A deficit of more than pound;300,000 at St Saviour’s and St Olave’s in Southwark, south London, will force head Irene Bishop to lay off five staff on short-term contracts.

Mrs Bishop, who welcomed Mr Blair two years ago for the campaign launch, says she still faces a deficit of pound;200,000 this year despite losing one in 10 of her 50 teachers.

She has written to Stephen Twigg, junior education minister, to tell him she cannot afford the pay award for inner-London teachers, but is determined that the problems will not detract from a visit next month by the Queen to mark the school’s centenary.

“I am still hoping that somebody somewhere will realise that a big mistake has been made. What really annoys me is that they seem to be blaming headteachers,” she said.

The school is one of many for whom increases in salary, pension and national insurance costs are outstripping rises in funding.

Westminster heads have written to parents saying they will be “unable to provide effective full-time education”. Elizabeth Phillips, head at St Marylebone school, is reported to be appealing for parents to donate pound;100 each in a bid to avoid shedding six of the school’s 70 teachers. In Norfolk, Nick Butt, head of St Edmund’s primary in King’s Lynn, is quitting in protest at cuts, according to local reports.

The Association of Teachers and Lecturers this week joined heads in threatening to pull out of the agreement to cut teachers’ workload if cuts mean schools cannot implement it properly.
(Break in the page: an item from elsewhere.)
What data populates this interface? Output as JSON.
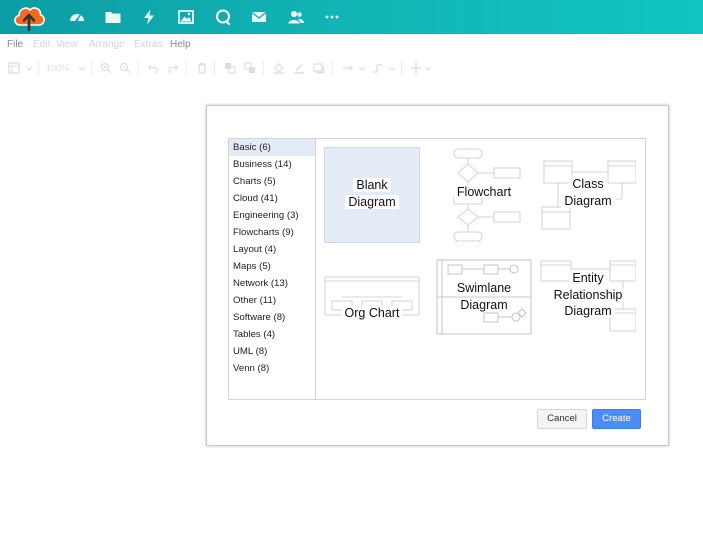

In a change of tack, the Government appeared to switch the blame from heads to local authorities. Speaking at the ATL conference, schools minister David Miliband admitted that schools faced rising costs but blamed education authorities for not passing on money to schools and suggested that some may have distributed it unfairly.

John Dunford, general secretary of the Secondary Heads Association, said that while that may be the case in some areas, early indications from a SHA survey show that some councils do not have enough money to go around.

Phil Willis, Liberal Democrat education spokesman, accused Labour of “buck-passing” by failing to give schools extra money in last week’s budget.

Damian Green, shadow education secretary, accused ministers of “incompetence and double dealing”. “The workload agreement is crumbling and schools face the worst funding crisis for years. The situation is only going to get worse,” he said.